Dr. McFarlane credits a focused approach by providers who championed toxic exposure screenings during face-to-face appointments, for the initial success. However, she added that incorporating another group to the process significantly elevated the number of Veterans Bay Pines VA has been able to reach.

“Specialty clinics have been helpful, especially for Veterans who do not frequently see their primary care doctors,” continued Dr. McFarlane. “Incorporating these teams into the toxic exposure screening process contributed to the overall number of Veterans we’ve screened over the last year.”

As communicated by the U.S. Department of Veterans Affairs, “the toxic exposure screening aims to make each Veteran’s primary care team aware of any potential exposures to toxins during the Veteran’s military service”.

Screenings take approximately 10 minutes and factors in a variety of exposures such as open burn pits and airborne hazards, Gulf War-related exposures, Agent Orange, Ionizing Radiation, and Camp Lejeune contaminated water exposure.

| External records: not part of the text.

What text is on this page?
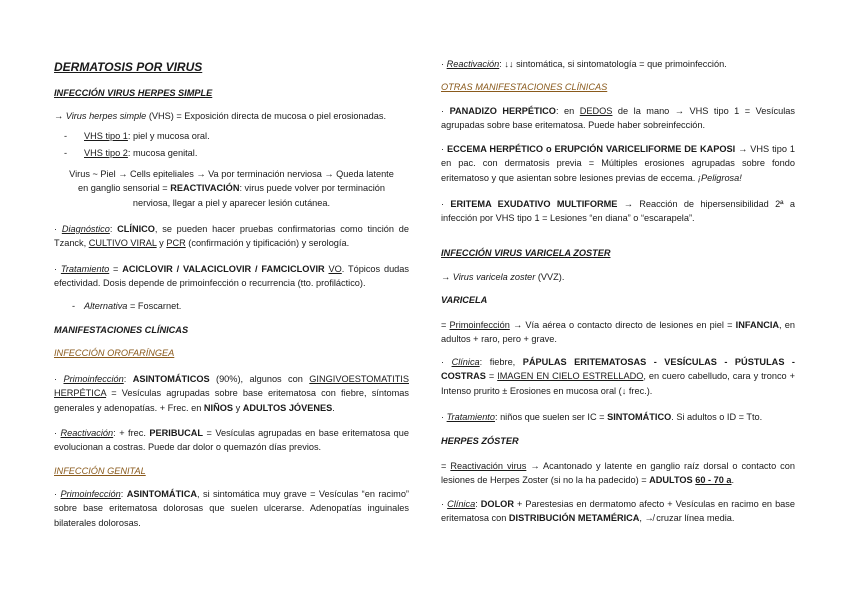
DERMATOSIS POR VIRUS

INFECCIÓN VIRUS HERPES SIMPLE

→ Virus herpes simple (VHS) = Exposición directa de mucosa o piel erosionadas.

- VHS tipo 1: piel y mucosa oral.

- VHS tipo 2: mucosa genital.

Virus ~ Piel → Cells epiteliales → Va por terminación nerviosa → Queda latente en ganglio sensorial = REACTIVACIÓN: virus puede volver por terminación nerviosa, llegar a piel y aparecer lesión cutánea.

· Diagnóstico: CLÍNICO, se pueden hacer pruebas confirmatorias como tinción de Tzanck, CULTIVO VIRAL y PCR (confirmación y tipificación) y serología.

· Tratamiento = ACICLOVIR / VALACICLOVIR / FAMCICLOVIR VO. Tópicos dudas efectividad. Dosis depende de primoinfección o recurrencia (tto. profiláctico).

- Alternativa = Foscarnet.

MANIFESTACIONES CLÍNICAS

INFECCIÓN OROFARÍNGEA

· Primoinfección: ASINTOMÁTICOS (90%), algunos con GINGIVOESTOMATITIS HERPÉTICA = Vesículas agrupadas sobre base eritematosa con fiebre, síntomas generales y adenopatías. + Frec. en NIÑOS y ADULTOS JÓVENES.

· Reactivación: + frec. PERIBUCAL = Vesículas agrupadas en base eritematosa que evolucionan a costras. Puede dar dolor o quemazón días previos.

INFECCIÓN GENITAL

· Primoinfección: ASINTOMÁTICA, si sintomática muy grave = Vesículas “en racimo” sobre base eritematosa dolorosas que suelen ulcerarse. Adenopatías inguinales bilaterales dolorosas.

· Reactivación: ↓↓ sintomática, si sintomatología = que primoinfección.

OTRAS MANIFESTACIONES CLÍNICAS

· PANADIZO HERPÉTICO: en DEDOS de la mano → VHS tipo 1 = Vesículas agrupadas sobre base eritematosa. Puede haber sobreinfección.

· ECCEMA HERPÉTICO o ERUPCIÓN VARICELIFORME DE KAPOSI → VHS tipo 1 en pac. con dermatosis previa = Múltiples erosiones agrupadas sobre fondo eritematoso y que asientan sobre lesiones previas de eccema. ¡Peligrosa!

· ERITEMA EXUDATIVO MULTIFORME → Reacción de hipersensibilidad 2ª a infección por VHS tipo 1 = Lesiones “en diana” o “escarapela”.

INFECCIÓN VIRUS VARICELA ZOSTER

→ Virus varicela zoster (VVZ).

VARICELA

= Primoinfección → Vía aérea o contacto directo de lesiones en piel = INFANCIA, en adultos + raro, pero + grave.

· Clínica: fiebre, PÁPULAS ERITEMATOSAS - VESÍCULAS - PÚSTULAS - COSTRAS = IMAGEN EN CIELO ESTRELLADO, en cuero cabelludo, cara y tronco + Intenso prurito ± Erosiones en mucosa oral (↓ frec.).

· Tratamiento: niños que suelen ser IC = SINTOMÁTICO. Si adultos o ID = Tto.

HERPES ZÓSTER

= Reactivación virus → Acantonado y latente en ganglio raíz dorsal o contacto con lesiones de Herpes Zoster (si no la ha padecido) = ADULTOS 60 - 70 a.

· Clínica: DOLOR + Parestesias en dermatomo afecto + Vesículas en racimo en base eritematosa con DISTRIBUCIÓN METAMÉRICA, ↛ cruzar línea media.
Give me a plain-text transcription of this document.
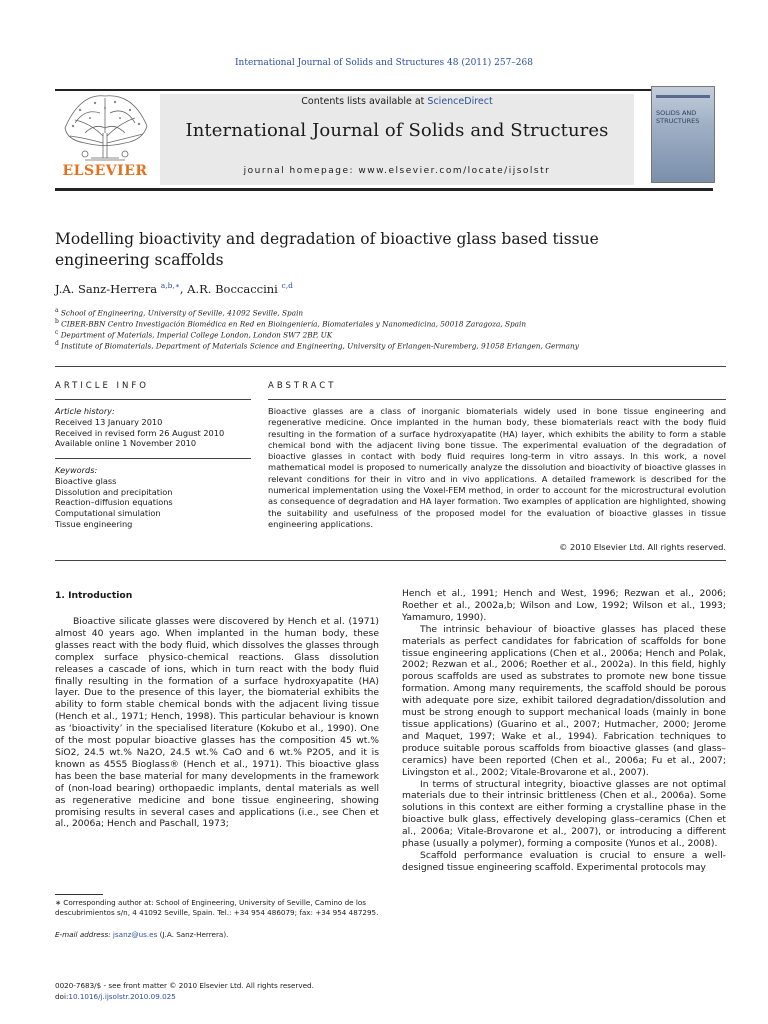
International Journal of Solids and Structures 48 (2011) 257–268
ELSEVIER
Contents lists available at ScienceDirect
International Journal of Solids and Structures
journal homepage: www.elsevier.com/locate/ijsolstr
SOLIDS AND STRUCTURES
Modelling bioactivity and degradation of bioactive glass based tissue engineering scaffolds
J.A. Sanz-Herrera $^{a,b,∗}$, A.R. Boccaccini $^{c,d}$
$^a$ School of Engineering, University of Seville, 41092 Seville, Spain
$^b$ CIBER-BBN Centro Investigación Biomédica en Red en Bioingeniería, Biomateriales y Nanomedicina, 50018 Zaragoza, Spain
$^c$ Department of Materials, Imperial College London, London SW7 2BP, UK
$^d$ Institute of Biomaterials, Department of Materials Science and Engineering, University of Erlangen-Nuremberg, 91058 Erlangen, Germany
ARTICLE INFO
Article history:
Received 13 January 2010
Received in revised form 26 August 2010
Available online 1 November 2010
Keywords:
Bioactive glass
Dissolution and precipitation
Reaction–diffusion equations
Computational simulation
Tissue engineering
ABSTRACT
Bioactive glasses are a class of inorganic biomaterials widely used in bone tissue engineering and regenerative medicine. Once implanted in the human body, these biomaterials react with the body fluid resulting in the formation of a surface hydroxyapatite (HA) layer, which exhibits the ability to form a stable chemical bond with the adjacent living bone tissue. The experimental evaluation of the degradation of bioactive glasses in contact with body fluid requires long-term in vitro assays. In this work, a novel mathematical model is proposed to numerically analyze the dissolution and bioactivity of bioactive glasses in relevant conditions for their in vitro and in vivo applications. A detailed framework is described for the numerical implementation using the Voxel-FEM method, in order to account for the microstructural evolution as consequence of degradation and HA layer formation. Two examples of application are highlighted, showing the suitability and usefulness of the proposed model for the evaluation of bioactive glasses in tissue engineering applications.
© 2010 Elsevier Ltd. All rights reserved.
1. Introduction

Bioactive silicate glasses were discovered by Hench et al. (1971) almost 40 years ago. When implanted in the human body, these glasses react with the body fluid, which dissolves the glasses through complex surface physico-chemical reactions. Glass dissolution releases a cascade of ions, which in turn react with the body fluid finally resulting in the formation of a surface hydroxyapatite (HA) layer. Due to the presence of this layer, the biomaterial exhibits the ability to form stable chemical bonds with the adjacent living tissue (Hench et al., 1971; Hench, 1998). This particular behaviour is known as ‘bioactivity’ in the specialised literature (Kokubo et al., 1990). One of the most popular bioactive glasses has the composition 45 wt.% SiO2, 24.5 wt.% Na2O, 24.5 wt.% CaO and 6 wt.% P2O5, and it is known as 45S5 Bioglass® (Hench et al., 1971). This bioactive glass has been the base material for many developments in the framework of (non-load bearing) orthopaedic implants, dental materials as well as regenerative medicine and bone tissue engineering, showing promising results in several cases and applications (i.e., see Chen et al., 2006a; Hench and Paschall, 1973;

Hench et al., 1991; Hench and West, 1996; Rezwan et al., 2006; Roether et al., 2002a,b; Wilson and Low, 1992; Wilson et al., 1993; Yamamuro, 1990).

The intrinsic behaviour of bioactive glasses has placed these materials as perfect candidates for fabrication of scaffolds for bone tissue engineering applications (Chen et al., 2006a; Hench and Polak, 2002; Rezwan et al., 2006; Roether et al., 2002a). In this field, highly porous scaffolds are used as substrates to promote new bone tissue formation. Among many requirements, the scaffold should be porous with adequate pore size, exhibit tailored degradation/dissolution and must be strong enough to support mechanical loads (mainly in bone tissue applications) (Guarino et al., 2007; Hutmacher, 2000; Jerome and Maquet, 1997; Wake et al., 1994). Fabrication techniques to produce suitable porous scaffolds from bioactive glasses (and glass–ceramics) have been reported (Chen et al., 2006a; Fu et al., 2007; Livingston et al., 2002; Vitale-Brovarone et al., 2007).

In terms of structural integrity, bioactive glasses are not optimal materials due to their intrinsic brittleness (Chen et al., 2006a). Some solutions in this context are either forming a crystalline phase in the bioactive bulk glass, effectively developing glass–ceramics (Chen et al., 2006a; Vitale-Brovarone et al., 2007), or introducing a different phase (usually a polymer), forming a composite (Yunos et al., 2008).

Scaffold performance evaluation is crucial to ensure a well-designed tissue engineering scaffold. Experimental protocols may

∗ Corresponding author at: School of Engineering, University of Seville, Camino de los descubrimientos s/n, 4 41092 Seville, Spain. Tel.: +34 954 486079; fax: +34 954 487295.
E-mail address: jsanz@us.es (J.A. Sanz-Herrera).
0020-7683/$ - see front matter © 2010 Elsevier Ltd. All rights reserved.
doi:10.1016/j.ijsolstr.2010.09.025
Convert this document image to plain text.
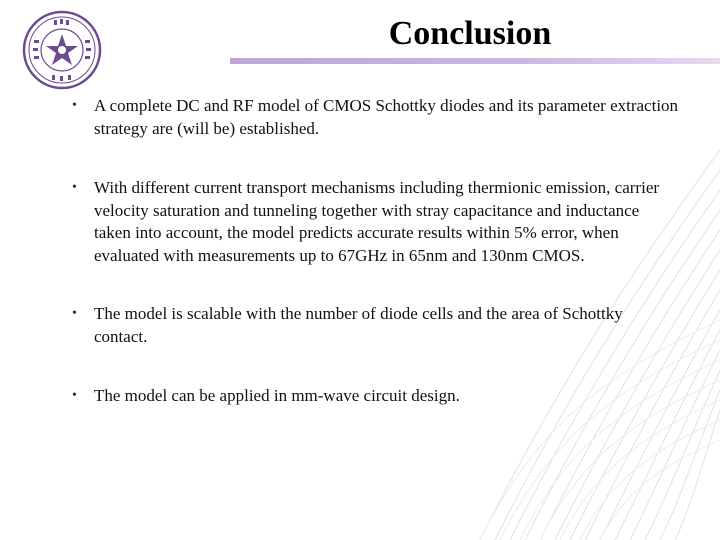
Conclusion
• A complete DC and RF model of CMOS Schottky diodes and its parameter extraction strategy are (will be) established.
• With different current transport mechanisms including thermionic emission, carrier velocity saturation and tunneling together with stray capacitance and inductance taken into account, the model predicts accurate results within 5% error, when evaluated with measurements up to 67GHz in 65nm and 130nm CMOS.
• The model is scalable with the number of diode cells and the area of Schottky contact.
• The model can be applied in mm-wave circuit design.
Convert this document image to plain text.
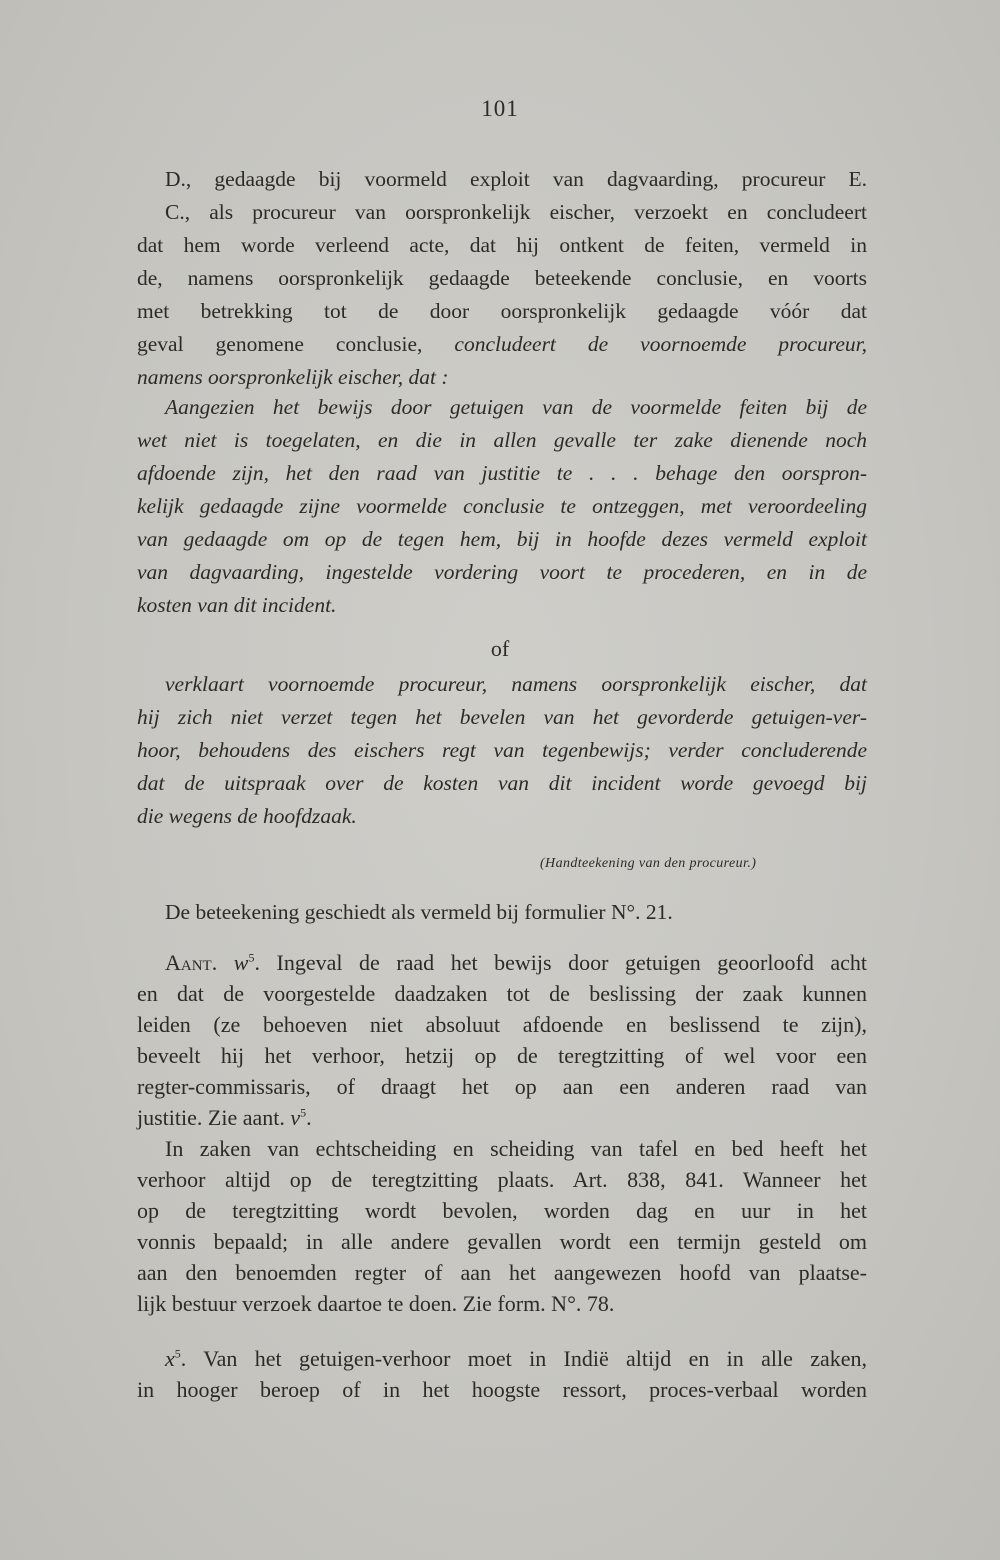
101
D., gedaagde bij voormeld exploit van dagvaarding, procureur E.
C., als procureur van oorspronkelijk eischer, verzoekt en concludeert
dat hem worde verleend acte, dat hij ontkent de feiten, vermeld in
de, namens oorspronkelijk gedaagde beteekende conclusie, en voorts
met betrekking tot de door oorspronkelijk gedaagde vóór dat
geval genomene conclusie, concludeert de voornoemde procureur,
namens oorspronkelijk eischer, dat :
Aangezien het bewijs door getuigen van de voormelde feiten bij de
wet niet is toegelaten, en die in allen gevalle ter zake dienende noch
afdoende zijn, het den raad van justitie te . . . behage den oorspron-
kelijk gedaagde zijne voormelde conclusie te ontzeggen, met veroordeeling
van gedaagde om op de tegen hem, bij in hoofde dezes vermeld exploit
van dagvaarding, ingestelde vordering voort te procederen, en in de
kosten van dit incident.
of
verklaart voornoemde procureur, namens oorspronkelijk eischer, dat
hij zich niet verzet tegen het bevelen van het gevorderde getuigen-ver-
hoor, behoudens des eischers regt van tegenbewijs; verder concluderende
dat de uitspraak over de kosten van dit incident worde gevoegd bij
die wegens de hoofdzaak.
(Handteekening van den procureur.)
De beteekening geschiedt als vermeld bij formulier N°. 21.
Aant. $w^5$. Ingeval de raad het bewijs door getuigen geoorloofd acht
en dat de voorgestelde daadzaken tot de beslissing der zaak kunnen
leiden (ze behoeven niet absoluut afdoende en beslissend te zijn),
beveelt hij het verhoor, hetzij op de teregtzitting of wel voor een
regter-commissaris, of draagt het op aan een anderen raad van
justitie. Zie aant. $v^5$.
In zaken van echtscheiding en scheiding van tafel en bed heeft het
verhoor altijd op de teregtzitting plaats. Art. 838, 841. Wanneer het
op de teregtzitting wordt bevolen, worden dag en uur in het
vonnis bepaald; in alle andere gevallen wordt een termijn gesteld om
aan den benoemden regter of aan het aangewezen hoofd van plaatse-
lijk bestuur verzoek daartoe te doen. Zie form. N°. 78.
$x^5$. Van het getuigen-verhoor moet in Indië altijd en in alle zaken,
in hooger beroep of in het hoogste ressort, proces-verbaal worden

McFarlane added that although screenings may not take long to complete, the results can have a long-lasting impact to each Veteran’s health care journey.

“When a Veteran reports a hazardous military exposure, the information is added to their electronic medical record which makes the entire treatment team aware of the exposure,” added Dr. McFarlane. “This is critical, because this information allows providers to factor in those exposures and use that information in discussions and recommendations on the best way to address medical concerns.”

Additionally, each toxic exposure screening serves as critical data for VA to use in research.

“Every Veteran who comes forward helps provide information that we can use to design future studies to evaluate long-term health effects of these exposures,” said Dr. McFarlane.

Bay Pines VA and James A. Haley Veterans’ Hospital & Clinics (Tampa VA) partnered for the nation’s largest one-day PACT Act event, Aug. 5, 2023, which brought nearly 3,500 Veterans and families to Tropicana Field. As part of the five-hour event, medical providers from both healthcare systems were onsite to complete toxic exposure screenings.